Hydroxychloroquine (HCQ) appears to lower the risk of cardiovascular disease by lowering inflammation, cholesterol, blood sugar, and the tendency to form blood clots. One study has shown a decreased risk of atherosclerosis-related heart events (e.g., heart attacks) in Sjogren’s patients (219) who take HCQ. This has been well established in SLE. There are few studies of HCQ in Sjogren’s; more research is needed. HCQ may be associated with adverse events such as cardiomyopathy and arrhythmias from QT prolongation (218), although this risk is not elevated in new users of HCQ (223). Patients with symptoms such as palpitations or syncope should be evaluated by a cardiologist. Sjogren's patients with known heart conditions should discuss the risks and benefits of HCQ use with their rheumatologist and may benefit from consultation with a cardiologist. See this blog post to learn more about benefits and risks of HCQ in Sjogren’s.

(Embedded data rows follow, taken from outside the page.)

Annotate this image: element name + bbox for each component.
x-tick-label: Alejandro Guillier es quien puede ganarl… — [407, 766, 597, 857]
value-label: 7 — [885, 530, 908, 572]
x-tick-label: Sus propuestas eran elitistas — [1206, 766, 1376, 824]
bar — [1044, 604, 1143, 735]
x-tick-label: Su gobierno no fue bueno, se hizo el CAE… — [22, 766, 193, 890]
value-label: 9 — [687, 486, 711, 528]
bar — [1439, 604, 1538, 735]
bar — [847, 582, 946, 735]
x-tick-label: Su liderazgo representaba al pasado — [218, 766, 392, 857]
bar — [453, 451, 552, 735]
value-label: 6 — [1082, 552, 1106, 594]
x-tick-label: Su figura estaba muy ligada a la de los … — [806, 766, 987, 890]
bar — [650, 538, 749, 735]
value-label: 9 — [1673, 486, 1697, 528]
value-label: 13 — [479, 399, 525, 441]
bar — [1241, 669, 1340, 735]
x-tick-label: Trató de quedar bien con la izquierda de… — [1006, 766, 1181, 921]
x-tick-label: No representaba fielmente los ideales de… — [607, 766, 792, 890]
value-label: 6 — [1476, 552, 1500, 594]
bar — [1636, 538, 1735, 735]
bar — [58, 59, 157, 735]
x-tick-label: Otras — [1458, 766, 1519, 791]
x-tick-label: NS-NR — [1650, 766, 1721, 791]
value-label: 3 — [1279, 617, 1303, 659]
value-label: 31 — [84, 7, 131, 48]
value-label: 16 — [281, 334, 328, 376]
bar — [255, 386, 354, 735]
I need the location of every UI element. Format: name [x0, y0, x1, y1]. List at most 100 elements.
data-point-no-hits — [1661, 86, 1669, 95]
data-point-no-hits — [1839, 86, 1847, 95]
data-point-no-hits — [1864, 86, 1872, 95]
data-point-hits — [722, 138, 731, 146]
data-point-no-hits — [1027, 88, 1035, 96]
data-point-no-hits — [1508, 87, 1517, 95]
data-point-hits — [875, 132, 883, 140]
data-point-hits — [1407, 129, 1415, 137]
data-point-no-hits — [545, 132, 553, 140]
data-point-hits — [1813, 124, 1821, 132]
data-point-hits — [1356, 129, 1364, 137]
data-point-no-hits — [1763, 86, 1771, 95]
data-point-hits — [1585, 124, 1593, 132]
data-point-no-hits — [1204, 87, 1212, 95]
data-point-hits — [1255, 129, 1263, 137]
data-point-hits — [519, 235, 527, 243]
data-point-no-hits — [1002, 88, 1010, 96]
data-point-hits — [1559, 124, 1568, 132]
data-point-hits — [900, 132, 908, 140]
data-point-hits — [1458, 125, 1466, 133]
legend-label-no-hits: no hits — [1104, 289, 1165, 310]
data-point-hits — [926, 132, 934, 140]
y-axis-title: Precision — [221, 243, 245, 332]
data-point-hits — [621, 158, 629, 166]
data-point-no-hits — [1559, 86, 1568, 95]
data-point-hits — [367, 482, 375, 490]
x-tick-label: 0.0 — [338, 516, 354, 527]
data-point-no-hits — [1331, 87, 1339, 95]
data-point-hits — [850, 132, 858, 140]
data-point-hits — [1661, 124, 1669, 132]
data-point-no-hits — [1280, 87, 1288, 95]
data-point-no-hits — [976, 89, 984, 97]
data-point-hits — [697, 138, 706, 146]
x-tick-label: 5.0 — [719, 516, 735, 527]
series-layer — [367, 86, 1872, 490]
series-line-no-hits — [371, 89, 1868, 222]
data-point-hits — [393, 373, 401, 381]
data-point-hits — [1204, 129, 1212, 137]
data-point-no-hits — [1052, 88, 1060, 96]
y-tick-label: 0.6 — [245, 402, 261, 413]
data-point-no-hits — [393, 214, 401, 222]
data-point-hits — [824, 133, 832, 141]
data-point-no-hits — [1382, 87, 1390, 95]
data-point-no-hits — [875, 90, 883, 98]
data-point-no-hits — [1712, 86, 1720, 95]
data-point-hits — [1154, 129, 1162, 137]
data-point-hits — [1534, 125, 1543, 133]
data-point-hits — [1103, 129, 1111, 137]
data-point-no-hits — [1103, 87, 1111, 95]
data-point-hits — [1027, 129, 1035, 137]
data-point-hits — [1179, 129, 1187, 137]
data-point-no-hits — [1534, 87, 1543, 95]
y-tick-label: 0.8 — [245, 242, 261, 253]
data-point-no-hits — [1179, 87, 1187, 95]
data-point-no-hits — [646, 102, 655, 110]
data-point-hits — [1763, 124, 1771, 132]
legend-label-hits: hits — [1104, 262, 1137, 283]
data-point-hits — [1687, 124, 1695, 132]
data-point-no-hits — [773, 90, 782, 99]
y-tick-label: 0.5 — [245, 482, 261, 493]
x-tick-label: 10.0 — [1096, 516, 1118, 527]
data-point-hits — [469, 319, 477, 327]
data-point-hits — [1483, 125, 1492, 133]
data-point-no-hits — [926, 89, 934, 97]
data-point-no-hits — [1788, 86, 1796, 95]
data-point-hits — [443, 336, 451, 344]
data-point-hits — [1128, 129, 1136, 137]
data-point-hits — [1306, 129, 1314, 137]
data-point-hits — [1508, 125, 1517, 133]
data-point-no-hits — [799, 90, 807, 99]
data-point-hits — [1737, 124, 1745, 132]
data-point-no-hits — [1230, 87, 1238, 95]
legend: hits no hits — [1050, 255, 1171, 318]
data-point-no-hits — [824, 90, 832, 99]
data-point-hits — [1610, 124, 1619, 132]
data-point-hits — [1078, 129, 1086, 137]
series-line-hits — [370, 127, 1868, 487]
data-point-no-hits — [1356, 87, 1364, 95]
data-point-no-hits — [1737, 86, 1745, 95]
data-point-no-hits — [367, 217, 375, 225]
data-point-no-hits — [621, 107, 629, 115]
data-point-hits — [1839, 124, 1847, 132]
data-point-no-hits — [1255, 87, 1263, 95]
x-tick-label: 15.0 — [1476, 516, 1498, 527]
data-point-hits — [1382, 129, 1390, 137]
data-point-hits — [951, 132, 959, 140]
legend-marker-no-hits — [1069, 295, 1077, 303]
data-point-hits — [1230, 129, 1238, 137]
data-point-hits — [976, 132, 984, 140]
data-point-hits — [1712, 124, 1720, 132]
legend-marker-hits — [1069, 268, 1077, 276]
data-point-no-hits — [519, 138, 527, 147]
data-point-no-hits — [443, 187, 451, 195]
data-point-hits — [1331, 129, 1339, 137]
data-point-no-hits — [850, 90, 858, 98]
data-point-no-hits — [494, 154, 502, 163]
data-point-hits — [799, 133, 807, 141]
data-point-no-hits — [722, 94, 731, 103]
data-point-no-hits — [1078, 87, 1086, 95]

Primary Care Providers (PCPs) often take the lead on monitoring and managing CVD risk.
But many PCPs are unaware that Sjogren's is a systemic, inflammatory disease and don't know to look for CVD in Sjogren's patients. Be sure to let your PCP know that Sjogren’s disease is an independent risk factor for CVD.
Self-Advocacy Resources
Print and share "Heart Health and Sjogren's Disease" by the Sjogren's Foundation.
Print and share "Heart Disease and Sjogren's" by Dr. Nancy Carteron.
Print and share an Open Access article such as 217 or 218. For tips on how to choose and share Sjogren's information with your clinicians, see HANDOUTS FOR CLINICIANS.
See CLINICIAN HANDOUTS for even more tips and strategies for sharing information with clinicians.

Why you should avoid infection or reinfection with SARS Cov-2 (Covid-19).
Cardiovascular diseases including blood clots, strokes, and heart attacks increase 2-3-fold the year following infection with SARS-Cov2 infection (Covid-19 is the illness caused by infection), even in mild cases. There are many long term risks of infection beyond the impact on the heart and blood vessels. For a quick summary, see Your Vascular System and Covid.
Covid-19 is airborne, spread mostly through aerosols that linger for hours in unventilated indoor air.
Six-foot distancing and using hand sanitizers do little to stop the spread. This 1-minute YouTube video from the John Snow Project shows how the virus is spread and how to protect yourself and others. The public health messaging around prevention often does not reflect the current science.
Vaccines lower hospitalizations and death but are insufficient to prevent infection and long-term sequelae.